I almost married Christopher Bailey. I loved him: his inability to whistle yet refusal to stop trying, his propensity to hiccup when inebriated, and the relative ease he could rattle off every statistic about Cal Ripken, Jr. It should have been no surprise that he proposed at a baseball game, in front of thousands of people with the two of us imposters of ourselves on the big screen, but I never saw it coming.
It was the last Sunday in August with an unrelenting sun overhead. Chris and I held hands despite the sticky sweat coating our palms. In the bottom of the fifth inning, the shortstop's bat connected with the ball. Home run. I missed the play entirely, I was too busy pondering how baseball diamond was a misnomer since the baseline angles created a perfect square. “Great hit,” I mumbled to Chris. The next batter struck out, thundering music signaled the end of the inning. Chris flagged down the beer vendor. We toasted our plastic cups together, I was in the middle of my first sip when he grabbed my arm. Beer spilled onto my lap, drizzled down my leg and puddled into my flip-flop. “Look!” He pointed to the string of bright blue words scrolling across the giant television screen–
Amelia, will you marry me?
He was on his way down to one knee, never mind the peanut shells and beer. I could feel the crawling sensation of so many eyes on me. Us. There we were on the screen. My shoulders were redder than I thought, sunburned, but the rest of me was too pale. Who was that girl?
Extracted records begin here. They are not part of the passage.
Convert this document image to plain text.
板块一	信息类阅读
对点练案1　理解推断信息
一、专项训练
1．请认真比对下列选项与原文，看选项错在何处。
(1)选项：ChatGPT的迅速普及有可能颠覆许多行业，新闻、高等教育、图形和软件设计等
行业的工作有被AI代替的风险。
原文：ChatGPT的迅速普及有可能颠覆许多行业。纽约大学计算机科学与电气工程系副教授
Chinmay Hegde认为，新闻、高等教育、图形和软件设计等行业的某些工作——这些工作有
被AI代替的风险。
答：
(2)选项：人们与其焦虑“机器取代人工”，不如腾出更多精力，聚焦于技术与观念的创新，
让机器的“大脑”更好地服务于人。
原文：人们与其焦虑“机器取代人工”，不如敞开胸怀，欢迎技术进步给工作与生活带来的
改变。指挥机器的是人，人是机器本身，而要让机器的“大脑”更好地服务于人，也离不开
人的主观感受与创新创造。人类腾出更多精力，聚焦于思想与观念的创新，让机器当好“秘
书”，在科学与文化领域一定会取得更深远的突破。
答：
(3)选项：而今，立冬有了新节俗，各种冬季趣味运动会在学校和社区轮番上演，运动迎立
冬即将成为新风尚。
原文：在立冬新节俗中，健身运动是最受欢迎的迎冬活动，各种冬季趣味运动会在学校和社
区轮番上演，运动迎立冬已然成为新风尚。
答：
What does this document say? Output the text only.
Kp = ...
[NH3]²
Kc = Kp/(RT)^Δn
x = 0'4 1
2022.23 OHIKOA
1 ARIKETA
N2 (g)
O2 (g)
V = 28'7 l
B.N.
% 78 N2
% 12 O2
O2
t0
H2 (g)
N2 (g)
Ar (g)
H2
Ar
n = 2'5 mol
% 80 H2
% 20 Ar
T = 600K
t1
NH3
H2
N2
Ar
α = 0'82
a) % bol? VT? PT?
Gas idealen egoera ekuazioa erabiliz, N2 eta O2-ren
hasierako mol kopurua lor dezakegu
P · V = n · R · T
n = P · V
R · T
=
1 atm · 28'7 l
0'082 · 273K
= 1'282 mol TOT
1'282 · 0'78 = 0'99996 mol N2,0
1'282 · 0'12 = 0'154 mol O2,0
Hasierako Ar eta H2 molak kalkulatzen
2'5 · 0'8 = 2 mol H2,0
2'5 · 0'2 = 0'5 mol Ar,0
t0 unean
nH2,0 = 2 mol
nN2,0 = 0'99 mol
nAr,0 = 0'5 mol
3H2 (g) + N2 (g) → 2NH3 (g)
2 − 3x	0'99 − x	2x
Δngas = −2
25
His hands shook as he opened the box to reveal a diamond perched on a yellow gold band. I hated yellow gold. How could he not know that? He grabbed my still wet hand and I suppressed the urge to pull it out of his grasp. My head felt like a balloon, detached and threatening to float away. He wanted an answer, needed me to say something but when I opened my mouth it refused to cooperate. I had no idea what to say. Yes? A hard, sharp knot in my stomach told me different.
He leaned in, so close I could feel his warm breath on my ear. “Are you okay?” he asked.
“Yes,” I whispered. When he sprang up from his knee and wrapped me in a hug I realized, he thought I meant yes to everything. He pushed the ring on my finger. People around us clapped. The mascot, a large oriole with vacant eyes, wandered over to dance. The diamond glittered in the late afternoon sunlight, staring at it made my whole body ache. Two weeks later in my hospital bed, this is the moment I would replay over and over in my mind. By then I couldn't stop calculating the various permutations of what if, obsessing over how every small choice and one “almost” had changed everything.